Globally there is a heightened awareness and concern for our environment that seems to conflict with our consumer driven economies. Turbidity is a socially relevant and timely film with Amnesty International and the United Nations recently condemning the disaster as a “ breach of human rights.” Thousands of Canadians are aware of the Mt. Polley mine disaster and continue to watch the story unfold. Recent permits allow for a continuous discharge of tailings water into Quesnel Lake. Tailings ponds throughout Canada and internationally are not only a threat to the environment the clean up costs are being passed on to taxpayers. The film’s message and subtext will be self evident and clear without being overtly political. It is my hope to reveal the deeper story of humankind’s tenuous but vital bond with the natural world. While the basic news value of the Mt Polley mine disaster is important, I have seen deeper, more intimate stories emerge in its aftermath. The stories are told by looking into the eyes of those affected, seeing the resilience of nature and listening to the awe-inspiring silence of a very special place. These are the stories that will resonate with viewers. Most of us know nature plays an important role in our lives. Memories from childhood can become an indelible part of who we are. It seems at times mother nature is like the doting parent of a spoiled child. No matter the transgression she forgives and opens her arms with unconditional love. We can only hope she continues to forgive us.
Robert E Moberg
Risks and challenges
I have immersed myself in many facets of independent filmmaking including acting, writing, directing and producing for almost two decades. My passion for wildlife conservation and environmental awareness has been demonstrated with the feature documentary, “Bighorns at the Junction”. https://vimeo.com/130399885 This very personal film, shot on location near Williams Lake, BC is being recognized for its engaging narrative and has been acquired by the CBC. Filmed over a two year period in the rare grasslands of the Chilcotin in British Columbia, it is as much a story about the filmmakers life changing reconnection with nature as it is about the declining Bighorn herds in the area. To date, it has won best environmental film at the Cayman International Film Festival, been selected for screening by the Wildlife Conservation Film Festival in New York and nominated for best cinematography by the Sunrise Film Festival in Nova Scotia. My most recent documentary “Giants Among Us - Rick Hansen and the Great White Sturgeon” https://vimeo.com/198250938 has been acquired for broadcast by the CBC Documentary Channel. We follow the incredible journey of a 150 year old sturgeon living in BC’s Fraser river as Rick Hansen and others work to save her species. My hope is to continue making films that make a difference by exploring stories set in the world of nature. Films that draw our thoughts and ultimately our actions away from an unsustainable, consumer driven world. Stories that highlight individuals from all walks of life working to make a better world for us all.

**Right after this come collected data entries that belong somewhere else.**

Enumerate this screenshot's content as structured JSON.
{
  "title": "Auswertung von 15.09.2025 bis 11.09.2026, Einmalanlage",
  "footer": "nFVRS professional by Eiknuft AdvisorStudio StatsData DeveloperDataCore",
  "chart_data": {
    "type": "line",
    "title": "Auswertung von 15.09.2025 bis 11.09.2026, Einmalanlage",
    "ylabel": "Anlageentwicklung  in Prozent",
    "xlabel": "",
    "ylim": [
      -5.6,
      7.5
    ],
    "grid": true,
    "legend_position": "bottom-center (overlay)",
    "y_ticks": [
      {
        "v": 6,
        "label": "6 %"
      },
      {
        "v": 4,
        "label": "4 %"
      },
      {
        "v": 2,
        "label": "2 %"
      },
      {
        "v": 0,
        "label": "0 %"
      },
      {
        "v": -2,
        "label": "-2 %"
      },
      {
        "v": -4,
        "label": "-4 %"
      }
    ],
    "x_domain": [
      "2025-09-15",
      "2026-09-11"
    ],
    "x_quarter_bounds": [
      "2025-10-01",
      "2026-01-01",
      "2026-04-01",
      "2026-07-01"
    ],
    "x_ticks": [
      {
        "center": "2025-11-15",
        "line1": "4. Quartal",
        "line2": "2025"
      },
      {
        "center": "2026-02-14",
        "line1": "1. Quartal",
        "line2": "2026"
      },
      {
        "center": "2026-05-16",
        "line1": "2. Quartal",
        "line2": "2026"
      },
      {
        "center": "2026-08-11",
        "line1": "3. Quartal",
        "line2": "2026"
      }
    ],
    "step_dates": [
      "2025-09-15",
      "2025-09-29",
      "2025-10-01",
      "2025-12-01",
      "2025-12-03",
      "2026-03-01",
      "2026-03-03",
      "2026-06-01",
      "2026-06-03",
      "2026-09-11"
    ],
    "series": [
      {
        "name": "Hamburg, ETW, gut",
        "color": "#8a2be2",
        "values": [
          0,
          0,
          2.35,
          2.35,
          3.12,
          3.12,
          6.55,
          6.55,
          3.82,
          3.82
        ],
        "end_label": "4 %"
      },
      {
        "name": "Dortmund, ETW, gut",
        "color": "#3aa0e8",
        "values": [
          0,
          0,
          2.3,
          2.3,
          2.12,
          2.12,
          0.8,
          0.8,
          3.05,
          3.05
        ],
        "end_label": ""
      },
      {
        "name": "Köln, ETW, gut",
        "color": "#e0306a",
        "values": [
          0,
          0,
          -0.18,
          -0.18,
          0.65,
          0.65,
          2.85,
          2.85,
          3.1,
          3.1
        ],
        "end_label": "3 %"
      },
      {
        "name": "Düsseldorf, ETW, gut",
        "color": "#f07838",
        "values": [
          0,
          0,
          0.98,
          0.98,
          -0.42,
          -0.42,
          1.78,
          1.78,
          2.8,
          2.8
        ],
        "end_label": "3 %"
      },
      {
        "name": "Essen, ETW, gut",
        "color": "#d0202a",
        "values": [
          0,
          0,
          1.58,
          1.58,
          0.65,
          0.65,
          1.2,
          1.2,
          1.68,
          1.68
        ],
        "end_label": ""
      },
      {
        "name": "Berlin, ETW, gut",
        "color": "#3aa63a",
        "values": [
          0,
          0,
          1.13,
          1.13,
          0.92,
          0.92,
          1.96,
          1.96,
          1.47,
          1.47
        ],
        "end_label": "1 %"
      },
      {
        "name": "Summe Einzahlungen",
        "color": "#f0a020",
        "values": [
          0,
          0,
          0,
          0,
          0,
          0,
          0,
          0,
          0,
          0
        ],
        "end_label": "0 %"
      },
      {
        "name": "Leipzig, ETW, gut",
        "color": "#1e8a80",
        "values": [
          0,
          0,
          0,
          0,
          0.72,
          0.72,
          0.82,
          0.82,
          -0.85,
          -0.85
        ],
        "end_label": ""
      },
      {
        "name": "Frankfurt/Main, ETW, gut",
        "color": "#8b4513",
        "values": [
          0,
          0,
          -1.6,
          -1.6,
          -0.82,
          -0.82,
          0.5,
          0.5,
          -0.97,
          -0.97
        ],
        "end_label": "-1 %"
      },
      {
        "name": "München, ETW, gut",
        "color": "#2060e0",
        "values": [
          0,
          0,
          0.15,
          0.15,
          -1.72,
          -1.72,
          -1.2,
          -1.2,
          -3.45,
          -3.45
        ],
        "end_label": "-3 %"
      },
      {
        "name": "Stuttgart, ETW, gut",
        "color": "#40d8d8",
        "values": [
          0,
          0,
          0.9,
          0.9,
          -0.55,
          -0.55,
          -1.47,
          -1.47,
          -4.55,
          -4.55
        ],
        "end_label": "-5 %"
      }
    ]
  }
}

Producing a feature documentary on a small budget is not an easy task. I know the challenges ahead but I am committed to completing this film. I live very near to the locations I will be filming so travel and accommodation costs will be minimal. I own most of the gear I need and have the proven technical skills to complete a broadcast ready film. This is a passion project - we should not forget about environmental disasters just because they fall out of the news cycle.
We can make a difference... Together.